Wandering into Vanier College for my first class in urban black America two months ago, my heart skipped a beat. There at the table ready to lead a discussion on the origins of slavery was a cheerful and obviously scholarly professor whose skin just happened to be white. Taking my seat, I felt a surge of annoyance, followed by pangs of contrition. "Is there something wrong with me?' I asked myself. "Why should the race of my black studies teacher matter? Am I a racist -- and is anybody else here feeling what I'm feeling?'
In trying to answer these questions over the next several weeks, I come upon a reality seldom talked about on the windswept York campus: a deep-seated cynicism that an institution considered a pioneer in race relations lags so far behind in the hiring of staff reflective of its demographic mix. One could even say a grim, quiet anger is percolating. Is the ideal of diversity just a public relations exercise or is the suburban campus really planning to change the colour of its teaching?
According to figures, between 1998 and 2001 there has been only a 2.2 per cent increase in the number of professors of colour. The latest survey concluded that of respondents, 10.6 per cent -- 117 actual people -- were of colour out of a total faculty of 1,248 tenured and probationary staff. When you break this down, it turns out that these are the major groups: 16 reported being of African descent, while 44 identified as Southeast Asian/East Asian, 31 South Asian/Indo-Pakistani and 10 western Asian/Arab/North African.
Just as disappointing, the administration does not provide figures distinguishing who among these 117 are probationary or have tenure. (It takes five to seven years at York to become tenured.) Out of 40 administrators, only two are of colour.
But try to interview folks around campus on this and one quickly learns the meaning of a hot-button issue. Everyone I speak to in an official position crafts their replies very carefully.
Carl James, an associate professor at the faculty of education and a black man, says of other black faculty's reluctance to speak to me for this story, "Everything is political, especially at York University. People are very sensitive about race issues here. Perhaps some black professors are cautious that the media may misinterpret their answers. Black faculty have to think about the long-term implications of speaking in relation to this article. But once this article is published, the issue isn't just going to go away."
James is directing an ongoing study of students' experiences in the classroom of issues ranging from racism and sexism to rapport with faculty. From the information he's already received, he says students are dissatisfied with their academic options. "Black students have talked to me about their need for more courses oriented toward the black experience. They want more courses that deal with their particular concerns and issues,' he says.
But shouldn't these courses be taught by blacks?
Associate dean Heather Campbell finds the issue "very complicated. I suggest it's better to have black studies courses, even if they're taught by white professors or other professors of colour, made available to students who want to take them than not to have them at all,' she says. "So much depends on individual professors and their particular strengths and weaknesses that it's impossible to make a comprehensive judgment."

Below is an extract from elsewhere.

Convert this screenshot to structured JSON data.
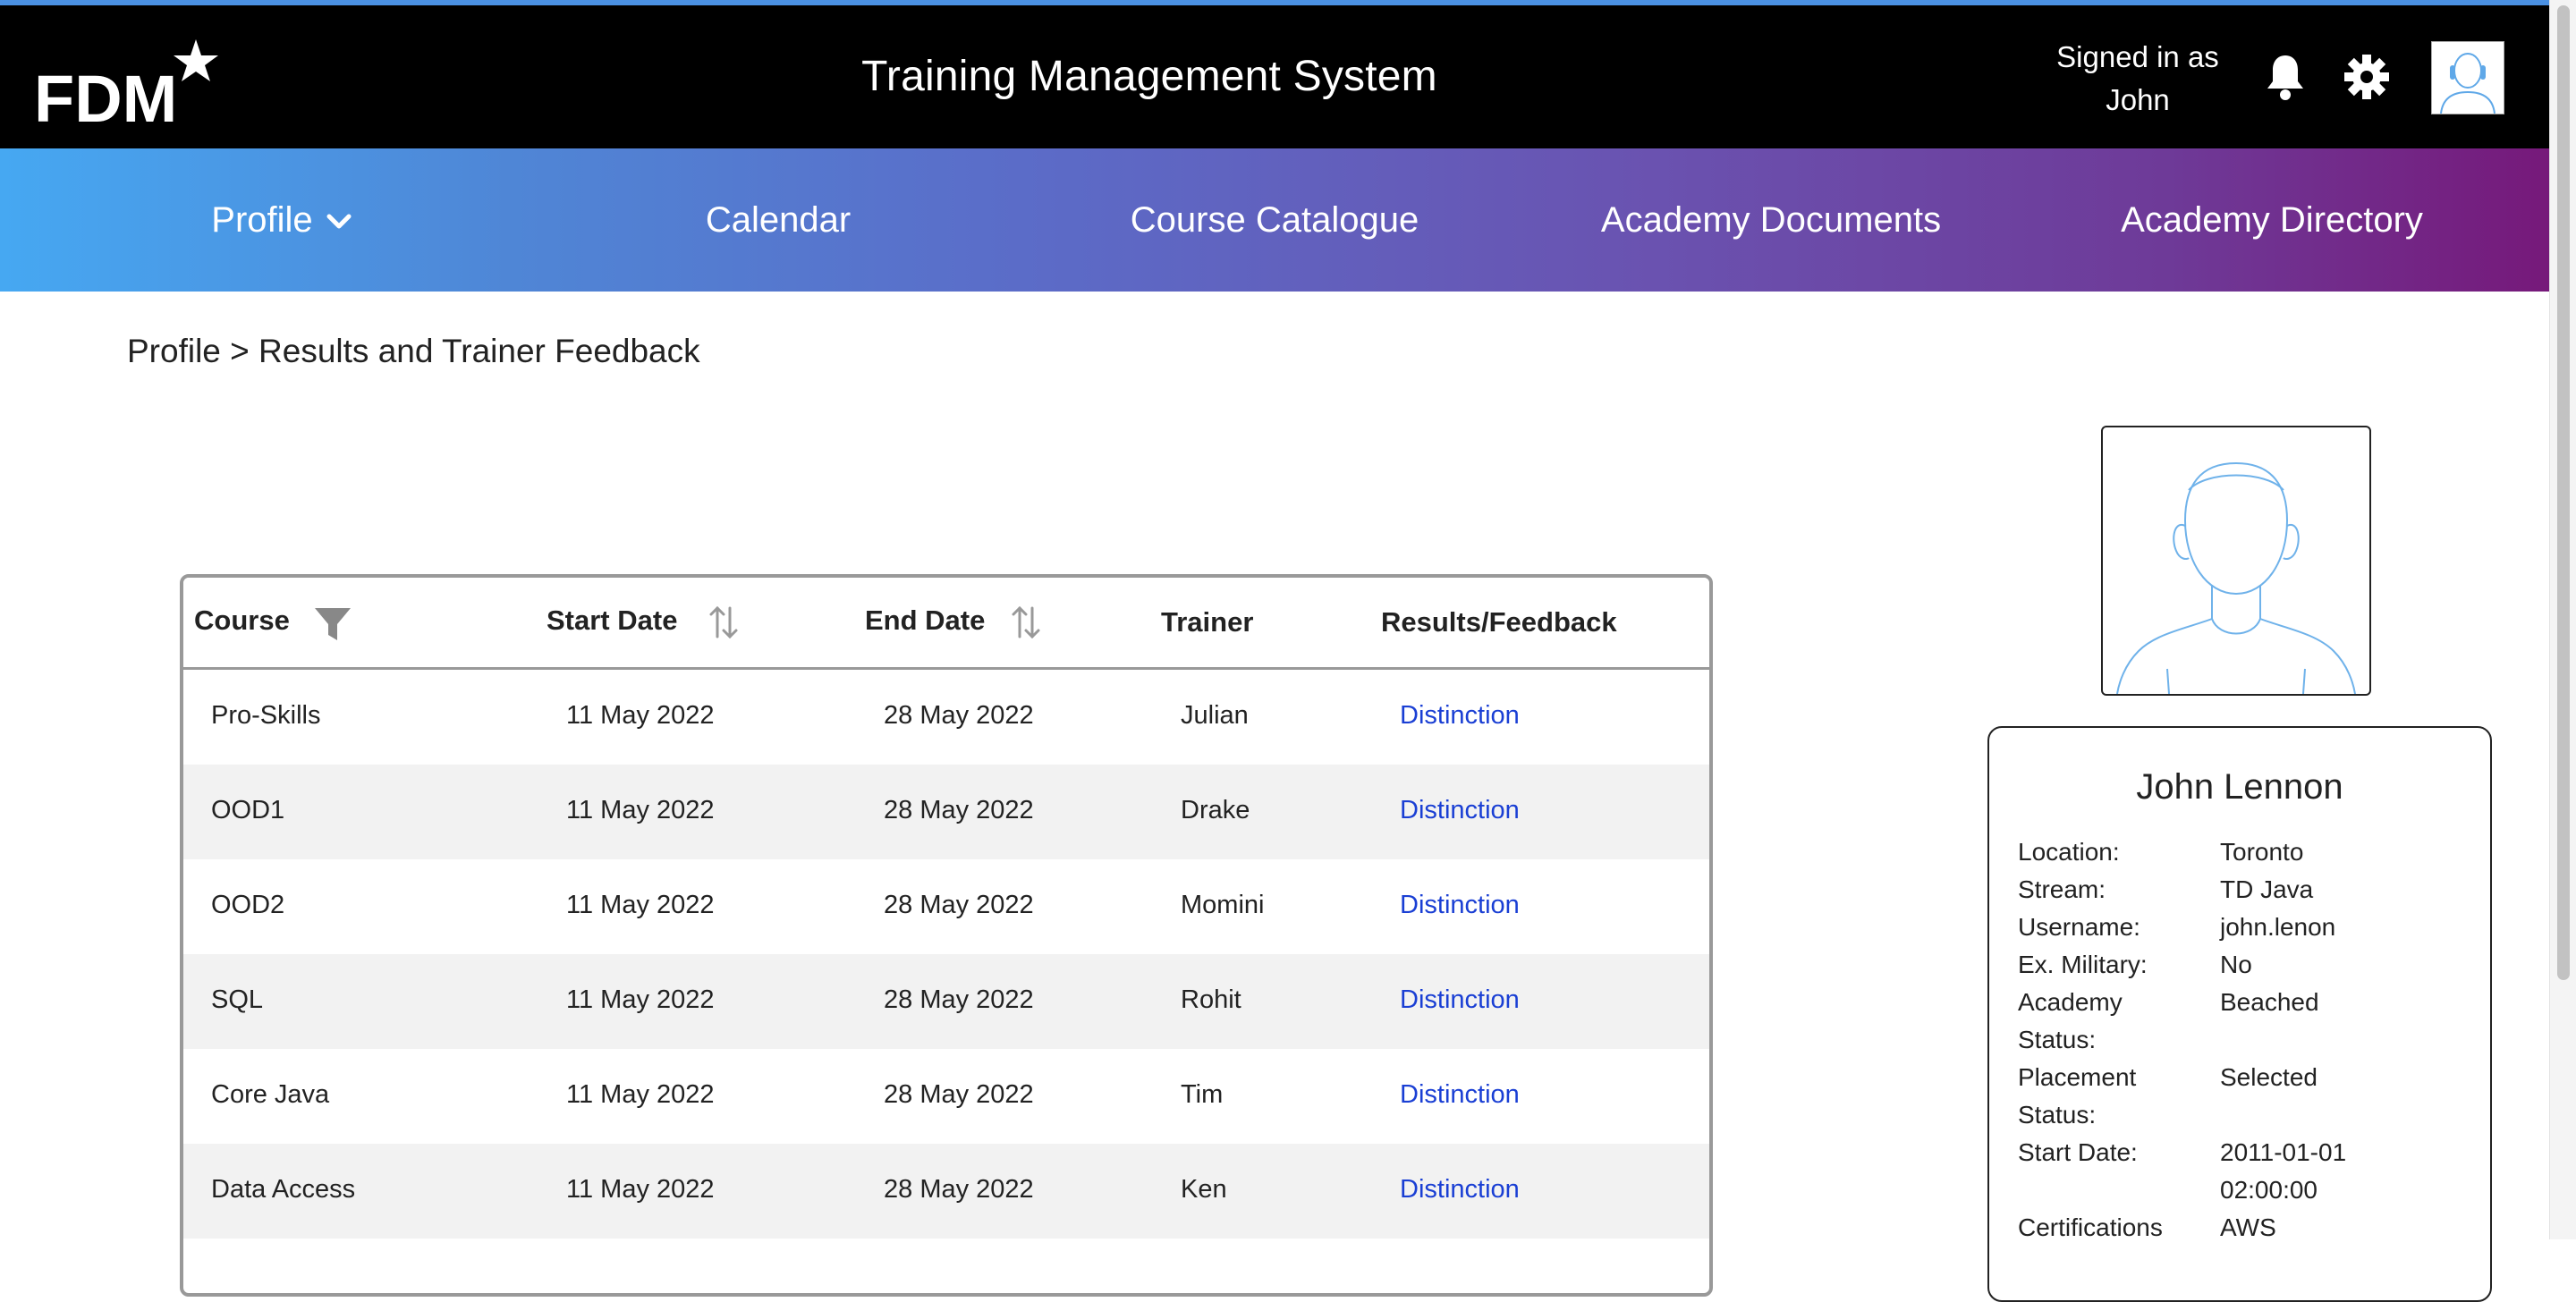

She admits change should be moving at a faster pace but says the university advertises as widely as possible to make sure black candidates present themselves. "I serve on the affirmative action committee that monitors the process of all hirings, and my experience has been that affirmative action is taken very seriously indeed at York.'
All the officials I spoke to were quick to reaffirm York's diversity commitment. Special assistant to the president Gill Teiman tells me, "There have been changes, but they are taking place very slowly, and faculty of colour still don't have the visibility they should. Since the change has only been among new hires, it's not easily seen.'
The hope, she says, is that if York maintains its present hiring trends (it increased faculty by 5.4 per cent from 1998 to 2001), in a few years there will be much more diversity.
But are all these incremental changes really going to amount to a qualitative shift? "The white community is not looking at this issue from our point of view,' says Kerry Ann Baker, a first-year math and economics major. "White kids don't have to look for someone to identify with when they see white professors every day.'
Says Omisoore Dryden, an adviser at the campus race and ethnic relations centre, "I believe it is imperative that students have leaders who look like them in all areas of the university. Having mentors to encourage one into graduate school and Ph.D. studies is key for many students of African descent.'
Campbell makes it clear that she understands what's at stake. "I think the more black professors and professors of colour we have the better, to reflect the student population and provide role models students can fully relate to. Certainly, it was important to me as an undergrad that some of my professors were women, a related experience, though not exactly the same."
The question is, how are Campbell and others in positions of authority going to get those numbers up before the black campus community stops being so reticent about the problem?
Black anthropology prof Dan Yon urges caution in the discussion around mentoring. Role models, he says, should not be about a person's race, but their principles and values. "I certainly would not want to fall into the racist trap of assuming that black students need more mentoring than other students." Still, he, too, advocates "building a diverse faculty like the increasingly diverse student population at York.'
"We must make our voices heard,' says Teferi Adem, another adviser at the centre, who reminds me how rocky race relations have been at York. In 1992, racist white security officers harassed black students, singling them out from white students by asking them for identification. Adem got his current job because there was such an uproar.
"Black faculty have a social and moral responsibility to take a larger role. We need to be more organized. Why is there no black faculty group or organization? In America, just about all the top colleges and universities have black faculty organizations."